Team members said their training in Miami primed them well to care for wounded soldiers and Iraqi civilians. In Miami, they saw similar injuries—head trauma, multiple gunshot wounds—and worked at a frenzied pace sometimes hindered by a language barrier.

“Coming down here before we got deployed and getting hands-on with real patients, doing IVs again with actual people instead of rubber plastic arms, it did wonders for my confidence,” said Bartl, a 27-year-old bartender and waiter.
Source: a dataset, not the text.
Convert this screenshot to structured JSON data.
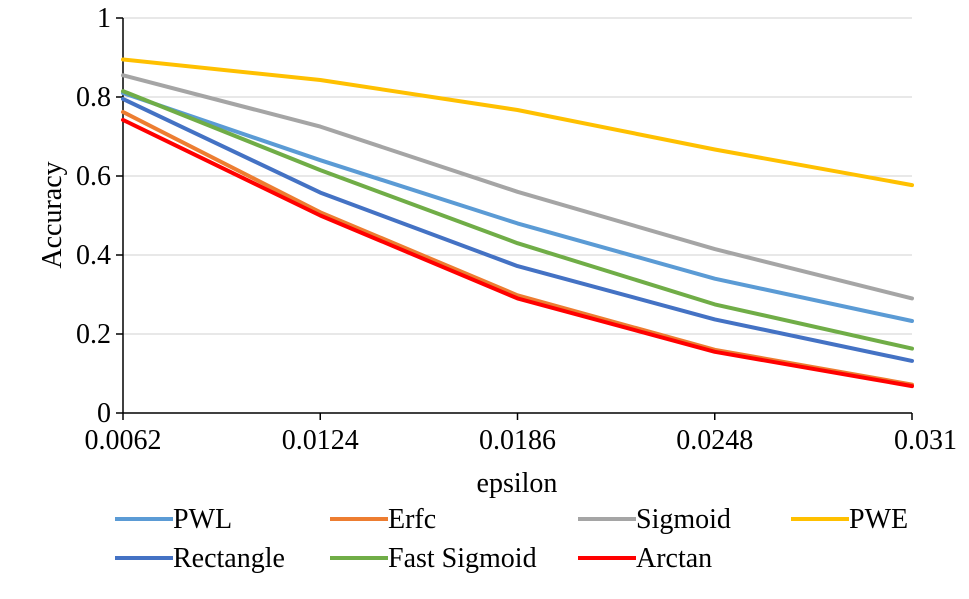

At Ryder, the forward surgical teams spend most of the two weeks’ training in lectures and a lab with a fleshy, plastic “patient simulator.” On the last day, the teams are given command of the trauma center for a 24-hour shift.

This team’s live-action day turned out to be relatively quiet, with just a trickle of stabbing, motorcycle crash and car accident victims arriving. Just a week earlier, four police officers shot with high-powered assault weapons had been rushed to Ryder.

One died and two suffered easily treatable wounds, but one had her knee blown apart and required extensive treatment by Ryder’s nonmilitary staff.

“That one cop, she was shot by an AK-47,” said Spc. Joshua McCann, a 22-year-old medic and Kent State nursing student. “That’s exactly what we’re going to see over there.”